Allan Fredriksson's voice in the background broke through her hazy thoughts for a moment and she raised her head and observed her colleague on the other side of the table. He met her eyes and the flow of words ceased for a moment before he continued.
"... the place where the discovery was made is probably identical with the scene of the murder."
Ottosson sniffled and took out a gigantic handkerchief. The violent nose-blowing made Fredriksson look up from his notes.
"Try echinacea," he said.
Ottosson shook his head while he carefully folded up the handkerchief.
"Rövballar." Why had he used that dialect word? Was he from Skåne? Probably not. She seemed to recall him saying disparaging things about people from Skåne, that they were provincial and lethargic, which no one could accuse Anders Brant of.

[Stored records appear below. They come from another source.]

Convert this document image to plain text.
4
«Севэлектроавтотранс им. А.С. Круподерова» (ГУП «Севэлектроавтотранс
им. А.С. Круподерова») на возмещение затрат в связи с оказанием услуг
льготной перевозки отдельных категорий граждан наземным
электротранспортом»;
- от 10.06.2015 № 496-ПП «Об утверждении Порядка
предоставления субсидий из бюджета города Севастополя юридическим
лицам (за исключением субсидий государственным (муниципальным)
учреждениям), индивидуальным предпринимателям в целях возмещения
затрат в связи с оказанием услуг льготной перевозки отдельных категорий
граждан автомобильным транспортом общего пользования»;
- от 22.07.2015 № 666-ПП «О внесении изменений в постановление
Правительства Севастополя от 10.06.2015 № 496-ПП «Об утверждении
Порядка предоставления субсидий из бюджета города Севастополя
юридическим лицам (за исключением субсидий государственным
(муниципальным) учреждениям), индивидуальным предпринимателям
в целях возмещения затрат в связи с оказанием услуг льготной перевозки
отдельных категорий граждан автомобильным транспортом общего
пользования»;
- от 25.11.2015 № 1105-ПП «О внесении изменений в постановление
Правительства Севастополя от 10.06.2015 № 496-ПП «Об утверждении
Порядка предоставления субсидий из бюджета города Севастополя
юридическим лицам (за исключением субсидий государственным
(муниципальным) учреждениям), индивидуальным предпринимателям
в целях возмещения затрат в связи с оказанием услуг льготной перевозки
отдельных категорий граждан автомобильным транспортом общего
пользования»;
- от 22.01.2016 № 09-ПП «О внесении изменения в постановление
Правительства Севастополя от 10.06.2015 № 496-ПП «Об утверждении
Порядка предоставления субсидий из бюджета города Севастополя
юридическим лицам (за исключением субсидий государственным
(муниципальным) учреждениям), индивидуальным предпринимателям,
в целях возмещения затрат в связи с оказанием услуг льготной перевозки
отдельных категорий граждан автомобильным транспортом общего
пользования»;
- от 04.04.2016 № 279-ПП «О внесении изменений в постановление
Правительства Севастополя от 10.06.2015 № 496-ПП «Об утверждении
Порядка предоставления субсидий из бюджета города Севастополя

Anders was smart. She realized that right away, and he quickly understood connections. But now it was his penis she was thinking about. Smart or not, he was the most all-around best lover she had encountered. He made her feel beautiful and desirable. He saw lines in her body like no one before. I'm over forty, she protested, but he just smiled, and caressed her across her back and down over the rounding of her rear. "Dead man's curve," he said, letting his hand continue toward her womb and she had lightheartedly parted her legs, but his hand made its way across her thigh toward the hollow of her knee.
He was slow but sometimes heated as well, and he sometimes talked about Tantric sex, which she'd never heard of. Always attentive to her mood and desires, he was, in short, a "keeper" as Görel would put it.